Whereas Rosa Coldfield narrates from a personal place and Jason Compson narrates from what his father told him, Shreve narrates by repeating what Quentin told him right back at him. This need to tell Quentin what he already knows along with some of his own additions shows that Shreve is completely swept away by this story. Since he is a Canadian, it could be that he is fascinated with the south. He seems particularly taken by Sutpen’s decline when he comes home from war to find his plantation filled with weeds and his heirs, dead in Bon’s case and ran away in Henry’s as well as telling Sutpen’s own death, “Came back home and found his chances of descendants gone where his children had attended to that, and his plantation ruined, fields fallow except for a find stand of weeds, and levies and penalties sowed by United States marshals and such” (AA 146). The way Shreve emphasizes this aspect as a high tragedy and the end of Sutpen’s “great destiny” makes it seem almost like he is romanticizing the south’s loss of “honor” after the Civil War through the individual story Sutpen.
An interesting thing to note, is that Quentin notices that “He sounds just like father” (AA 147). This had me asking myself what Shreve and Jasonwould have in common in their retellings of the Sutpen story. I believe that because Jason Compson received the story from his father, General Compson, this is part of the reason for the enthusiasm about it. General Compson, as a southern war hero, being the first to tell this story that is symbolic for southern decline has a certain authority to it. Therefore, Jason is prideful in his retelling because of his father. Shreve with his fascination with the south, perhaps sees Quentin in a similar way. Quentin, while not a war hero, is the closest thing to the romanticized south for Shreve. The way he stops in the middle of his narratives for Quentin to confirm his retelling with a simple “yes” shows this.

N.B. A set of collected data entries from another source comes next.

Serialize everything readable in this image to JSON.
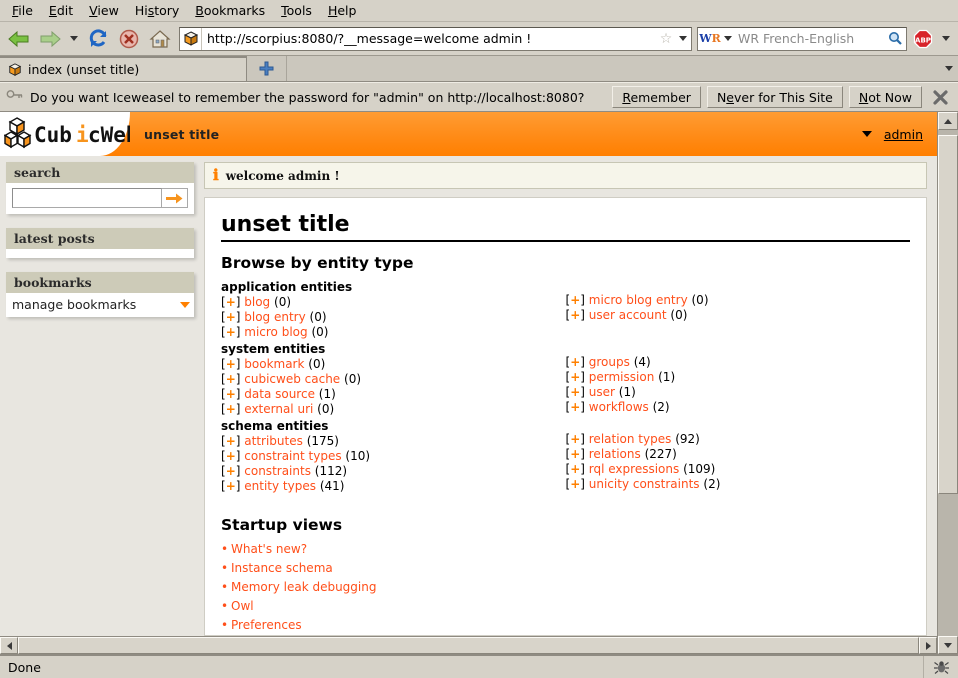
{
  "menubar": {
    "items": [
      {
        "label": "File",
        "accel": "F"
      },
      {
        "label": "Edit",
        "accel": "E"
      },
      {
        "label": "View",
        "accel": "V"
      },
      {
        "label": "History",
        "accel": "s"
      },
      {
        "label": "Bookmarks",
        "accel": "B"
      },
      {
        "label": "Tools",
        "accel": "T"
      },
      {
        "label": "Help",
        "accel": "H"
      }
    ]
  },
  "toolbar": {
    "back_icon": "back-arrow-icon",
    "forward_icon": "forward-arrow-icon",
    "history_dropdown_icon": "chevron-down-icon",
    "reload_icon": "reload-icon",
    "stop_icon": "stop-icon",
    "home_icon": "home-icon",
    "url": "http://scorpius:8080/?__message=welcome admin !",
    "site_icon": "cubicweb-favicon-icon",
    "bookmark_star_icon": "star-icon",
    "url_dropdown_icon": "chevron-down-icon",
    "search_engine": "WR",
    "search_placeholder": "WR French-English",
    "search_value": "",
    "search_icon": "magnifier-icon",
    "adblock_icon": "adblock-plus-icon"
  },
  "tabs": {
    "items": [
      {
        "title": "index (unset title)",
        "icon": "cubicweb-favicon-icon",
        "active": true
      }
    ],
    "new_tab_icon": "plus-icon",
    "tab_list_icon": "chevron-down-icon"
  },
  "notification": {
    "icon": "key-icon",
    "message": "Do you want Iceweasel to remember the password for \"admin\" on http://localhost:8080?",
    "buttons": [
      {
        "label": "Remember",
        "accel": "R"
      },
      {
        "label": "Never for This Site",
        "accel": "e"
      },
      {
        "label": "Not Now",
        "accel": "N"
      }
    ],
    "close_icon": "close-icon"
  },
  "page": {
    "brand": "CubicWeb",
    "brand_logo_icon": "cubicweb-cubes-logo-icon",
    "title": "unset title",
    "user_menu_caret_icon": "caret-down-icon",
    "user": "admin",
    "accent_color": "#ff8000",
    "link_color": "#ff4f1a"
  },
  "sidebar": {
    "search_box": {
      "title": "search",
      "input_value": "",
      "input_placeholder": "",
      "submit_icon": "arrow-right-icon"
    },
    "latest_posts_box": {
      "title": "latest posts",
      "items": []
    },
    "bookmarks_box": {
      "title": "bookmarks",
      "manage_label": "manage bookmarks",
      "manage_caret_icon": "caret-down-icon"
    }
  },
  "message": {
    "icon": "info-icon",
    "text": "welcome admin !"
  },
  "main": {
    "heading": "unset title",
    "browse_section_title": "Browse by entity type",
    "expand_marker": "[+]",
    "groups": [
      {
        "label": "application entities",
        "left": [
          {
            "name": "blog",
            "count": "(0)"
          },
          {
            "name": "blog entry",
            "count": "(0)"
          },
          {
            "name": "micro blog",
            "count": "(0)"
          }
        ],
        "right": [
          {
            "name": "micro blog entry",
            "count": "(0)"
          },
          {
            "name": "user account",
            "count": "(0)"
          }
        ]
      },
      {
        "label": "system entities",
        "left": [
          {
            "name": "bookmark",
            "count": "(0)"
          },
          {
            "name": "cubicweb cache",
            "count": "(0)"
          },
          {
            "name": "data source",
            "count": "(1)"
          },
          {
            "name": "external uri",
            "count": "(0)"
          }
        ],
        "right": [
          {
            "name": "groups",
            "count": "(4)"
          },
          {
            "name": "permission",
            "count": "(1)"
          },
          {
            "name": "user",
            "count": "(1)"
          },
          {
            "name": "workflows",
            "count": "(2)"
          }
        ]
      },
      {
        "label": "schema entities",
        "left": [
          {
            "name": "attributes",
            "count": "(175)"
          },
          {
            "name": "constraint types",
            "count": "(10)"
          },
          {
            "name": "constraints",
            "count": "(112)"
          },
          {
            "name": "entity types",
            "count": "(41)"
          }
        ],
        "right": [
          {
            "name": "relation types",
            "count": "(92)"
          },
          {
            "name": "relations",
            "count": "(227)"
          },
          {
            "name": "rql expressions",
            "count": "(109)"
          },
          {
            "name": "unicity constraints",
            "count": "(2)"
          }
        ]
      }
    ],
    "startup_section_title": "Startup views",
    "startup_views": [
      "What's new?",
      "Instance schema",
      "Memory leak debugging",
      "Owl",
      "Preferences"
    ]
  },
  "scrollbars": {
    "vertical": {
      "up_icon": "arrow-up-icon",
      "down_icon": "arrow-down-icon",
      "thumb_top_pct": 1,
      "thumb_height_pct": 71
    },
    "horizontal": {
      "left_icon": "arrow-left-icon",
      "right_icon": "arrow-right-icon",
      "thumb_left_pct": 0,
      "thumb_width_pct": 100
    }
  },
  "statusbar": {
    "text": "Done",
    "icon": "bug-icon"
  }
}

It is also interesting that Shreve constantly makes the same mistake of calling Rosa, Aunt Rosa which Quentin has to correct him multiple times. With the amount of times he makes this mistake even after all the corrections, I believe that Shreve thinks that calling her Aunt Rosa instead of Miss Rosa gives the story more drama. This need to have Rosa be related to Quentin would perhaps give the story more legitimacy than even the fact that she is a first-person account and even Quentin’s war hero grandfather, General Compson. The way he insists on calling her Aunt Rosa becomes comical in scenes like this:
“then Shreve again, ‘Wait. Wait. You mean that old gal, this Aunt Rosa’

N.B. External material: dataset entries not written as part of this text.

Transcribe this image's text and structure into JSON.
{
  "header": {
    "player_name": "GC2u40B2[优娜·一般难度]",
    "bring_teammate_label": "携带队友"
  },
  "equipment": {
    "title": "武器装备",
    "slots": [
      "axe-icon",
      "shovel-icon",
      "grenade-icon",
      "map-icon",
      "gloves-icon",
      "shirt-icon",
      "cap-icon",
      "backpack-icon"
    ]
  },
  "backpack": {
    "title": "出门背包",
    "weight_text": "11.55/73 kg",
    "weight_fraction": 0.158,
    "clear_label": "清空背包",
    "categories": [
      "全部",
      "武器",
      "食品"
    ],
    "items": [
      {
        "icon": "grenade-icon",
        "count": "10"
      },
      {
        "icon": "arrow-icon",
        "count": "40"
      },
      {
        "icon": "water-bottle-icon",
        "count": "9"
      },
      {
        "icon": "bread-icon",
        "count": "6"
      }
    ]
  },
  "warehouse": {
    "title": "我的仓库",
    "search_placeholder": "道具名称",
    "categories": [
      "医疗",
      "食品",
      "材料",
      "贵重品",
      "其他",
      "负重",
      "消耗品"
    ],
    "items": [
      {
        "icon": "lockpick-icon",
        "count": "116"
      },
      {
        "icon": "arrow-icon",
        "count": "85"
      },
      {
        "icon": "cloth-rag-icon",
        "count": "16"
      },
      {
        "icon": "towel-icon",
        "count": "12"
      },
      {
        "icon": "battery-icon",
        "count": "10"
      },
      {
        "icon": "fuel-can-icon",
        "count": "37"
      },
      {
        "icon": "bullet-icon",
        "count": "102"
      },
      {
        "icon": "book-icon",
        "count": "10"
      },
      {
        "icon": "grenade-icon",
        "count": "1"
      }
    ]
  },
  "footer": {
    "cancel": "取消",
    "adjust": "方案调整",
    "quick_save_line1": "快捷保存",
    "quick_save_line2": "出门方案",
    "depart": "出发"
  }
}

‘Miss Rosa,’ Quentin said.
‘All right all right. – that old dame, this Aunt Rosa’
‘Miss Rosa, I tell you.’
‘All right all right all right. – that this old – this Aunt R – All right all right all right all right.’” (AA 143-144)
This happens multiple times afterwards and Shreve doesn’t seem to want to get the hint. It could also be that the only southerner Shreve knows is Quentin and therefore, he likes the idea of grouping all southerners together as if they were related. Which naturally irritates Quentin. However, I also wonder if Quentin has another reason for being annoyed by being connected to Rosa. Rosa is clearly stuck in the past – a similar situation Quentin himself is dealing with in light of the events of The Sound and the Fury. It is a subtle thing that Shreve’s narrative exposes in Quentin as well as expresses his own romanticizing of the south as an outsider.